Gowes Uphill : Kaliurang dan sekitarnya

Kaliurang adalah kawasan di lereng Gunung Merapi yang menjadi salah satu destinasi wisata di Jogja bagian utara (Sleman). Udara dingin dan pemandangan hijau jadi hal yang pasti didapat kalo piknik ke sana.

Kaliurang juga jadi destinasi para pesepeda, untuk ngetes kemampuan gowes uphill. Tantangannya adalah jalan menanjak tiada henti sampai ke puncak. Saya pun juga pengen ngerasain gowes uphill, sekaligus untuk mengetahui progres yang udah saya capai setelah sekian lama punya hobby bersepeda.

 

Sabtu, 3 September 2016.

Kami gowes ke Omah Petruk yang terletak di Karangklethak, Hargobinangun, Pakem, Sleman, DIY. Bersebelahan dengan Sungai Boyong. Omah Petruk adalah fasilitas penginapan yang cocok untuk acara gathering, outbound dan berbagai kegiatan sejenisnya.

Jalur yang kami tempuh adalah Jalan Boyong. Sebelumnya sempat mampir dan isi perut di Warung Ijo, Pakem.

Saat kami ke sana, ada rombongan lain yang mengadakan outbound. Suasana yang sejuk dengan banyak pepohonan membuat nyaman dan segar. Saya berjalan mengelilingi area Omah Petruk untuk melihat fasilitas yang tersedia. Kamar-kamar yang disewakan berbentuk rumah-rumah kecil yang tersebar di beberapa sudut, dengan kamar mandi terpisah. Ada juga fasilitas ibadah berupa musholla dan ruang berdoa. Fasilitas kamar mandi ditempatkan di salah sudut area, dengan air bersih yang mengalir.
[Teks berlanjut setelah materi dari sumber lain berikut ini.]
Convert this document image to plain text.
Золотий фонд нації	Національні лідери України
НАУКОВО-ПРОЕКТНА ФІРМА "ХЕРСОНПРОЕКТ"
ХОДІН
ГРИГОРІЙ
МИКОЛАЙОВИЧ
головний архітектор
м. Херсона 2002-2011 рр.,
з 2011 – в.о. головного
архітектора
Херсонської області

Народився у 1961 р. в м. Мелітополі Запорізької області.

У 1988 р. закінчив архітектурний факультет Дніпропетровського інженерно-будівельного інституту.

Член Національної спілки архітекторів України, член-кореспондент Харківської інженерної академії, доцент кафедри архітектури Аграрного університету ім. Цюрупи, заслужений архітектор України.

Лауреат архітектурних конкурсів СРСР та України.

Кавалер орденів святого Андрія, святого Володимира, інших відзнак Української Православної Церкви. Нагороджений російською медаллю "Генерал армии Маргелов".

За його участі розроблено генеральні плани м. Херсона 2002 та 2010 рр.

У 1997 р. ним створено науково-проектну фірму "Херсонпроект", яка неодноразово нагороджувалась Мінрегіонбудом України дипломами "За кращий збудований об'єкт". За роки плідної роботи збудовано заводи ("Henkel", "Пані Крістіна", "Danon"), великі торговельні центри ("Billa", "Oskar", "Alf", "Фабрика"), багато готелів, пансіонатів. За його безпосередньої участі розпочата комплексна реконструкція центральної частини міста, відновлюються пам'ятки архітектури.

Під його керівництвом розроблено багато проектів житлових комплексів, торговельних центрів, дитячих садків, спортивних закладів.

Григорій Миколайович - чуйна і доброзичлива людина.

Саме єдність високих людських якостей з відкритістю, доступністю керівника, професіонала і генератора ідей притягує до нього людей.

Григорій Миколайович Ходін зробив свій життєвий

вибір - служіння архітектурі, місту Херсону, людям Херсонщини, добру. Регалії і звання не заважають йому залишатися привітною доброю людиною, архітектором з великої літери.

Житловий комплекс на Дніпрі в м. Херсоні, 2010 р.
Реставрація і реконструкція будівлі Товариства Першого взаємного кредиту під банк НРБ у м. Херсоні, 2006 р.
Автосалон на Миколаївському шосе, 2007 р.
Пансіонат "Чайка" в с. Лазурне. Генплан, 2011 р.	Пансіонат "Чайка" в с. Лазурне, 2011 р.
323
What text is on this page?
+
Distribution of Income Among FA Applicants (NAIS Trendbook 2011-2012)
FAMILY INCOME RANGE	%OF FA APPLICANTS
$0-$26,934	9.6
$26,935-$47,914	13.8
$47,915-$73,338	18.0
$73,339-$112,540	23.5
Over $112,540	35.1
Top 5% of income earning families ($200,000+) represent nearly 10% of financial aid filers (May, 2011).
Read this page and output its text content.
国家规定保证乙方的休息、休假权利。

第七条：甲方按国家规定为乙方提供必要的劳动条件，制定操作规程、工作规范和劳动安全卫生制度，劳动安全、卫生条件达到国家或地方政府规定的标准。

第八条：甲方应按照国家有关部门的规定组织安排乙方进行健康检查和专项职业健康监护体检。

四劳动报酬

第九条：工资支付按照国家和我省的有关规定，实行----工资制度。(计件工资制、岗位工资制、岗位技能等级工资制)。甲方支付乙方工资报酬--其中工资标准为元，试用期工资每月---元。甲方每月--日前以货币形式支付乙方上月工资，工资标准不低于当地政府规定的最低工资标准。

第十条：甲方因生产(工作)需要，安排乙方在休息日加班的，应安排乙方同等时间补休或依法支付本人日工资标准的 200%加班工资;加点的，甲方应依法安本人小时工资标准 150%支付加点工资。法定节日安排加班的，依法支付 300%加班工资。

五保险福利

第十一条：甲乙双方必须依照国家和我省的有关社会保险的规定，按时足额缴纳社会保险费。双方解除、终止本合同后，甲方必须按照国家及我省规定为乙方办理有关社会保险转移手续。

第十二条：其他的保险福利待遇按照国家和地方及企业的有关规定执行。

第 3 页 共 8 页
Di bagian tengah area terdapat kolam sedalam 1,5 meter dengan air pegunungan. Nggak terlalu besar sih kolamnya, tapi lumayanlah bisa buat ciblon atau kecipak-kecipuk main air.

Di berbagai sudut Omah Petruk, pengunjung disuguhi dengan karya seni patung. Katanya sih, karya seni yang dipajang bisa dibeli.

Setelah cukup puas ngerasain sejuknya Omah Petruk, rombongan berpisah. Tiga teman kami pulang, sedangkan saya dan mas Nug melanjutkan perjalanan menuju Tugu Urang.

Tugu Urang terletak di kawasan wisata Kaliurang, tepatnya di kilometer 24 Jalan Kaliurang. Tugu ini jadi semacam titik target para pesepeda. Puas rasanya udah sampai di sana, melewati tanjakan yang tiada habisnya.

Ketika sampai Tugu Urang, waktu sudah menunjukkan pukul 11.00, panas pake banget! Tapi saking senangnya sampe sana, foto-foto juga dijabanin. Maklum yah, baru sekali ini sampai sana. Hehe. Sepertinya pun, orang-orang di sekitar Tugu Urang udah biasa alias gak heran ngeliat pesepeda pota-poto di sana.

Matahari udah hampir tepat di atas kepala, artinya kami berdua harus segera pulang. Meluncur turun melalui Jalan Kaliurang, menyatu dengan hiruk pikuknya lalu lintas. Sampai rumah udah pukul 13.30.

 

Sabtu, 10 September 2016.

Masih penasaran dengan tanjakan, saya, mas Nug, Henry, dan Pepi gowes lagi ke utara. Kali ini menuju Museum Gunung Merapi yang di dalamnya memuat sejarah erupsi Gunung Merapi.

Lokasinya sedikit di atas Omah Petruk. Melalui jalan Boyong kami naik perlahan. Henry dan Pepi sudah jauh di depan, saya ditemani Mas Nug minthik-minthik merambat naik. Saking pelannya, jarak saya dan Henry sampai ke Museum Gunung Merapi adalah 30 menit loh. Pukul 09.00 tepat, saya sampai di sana.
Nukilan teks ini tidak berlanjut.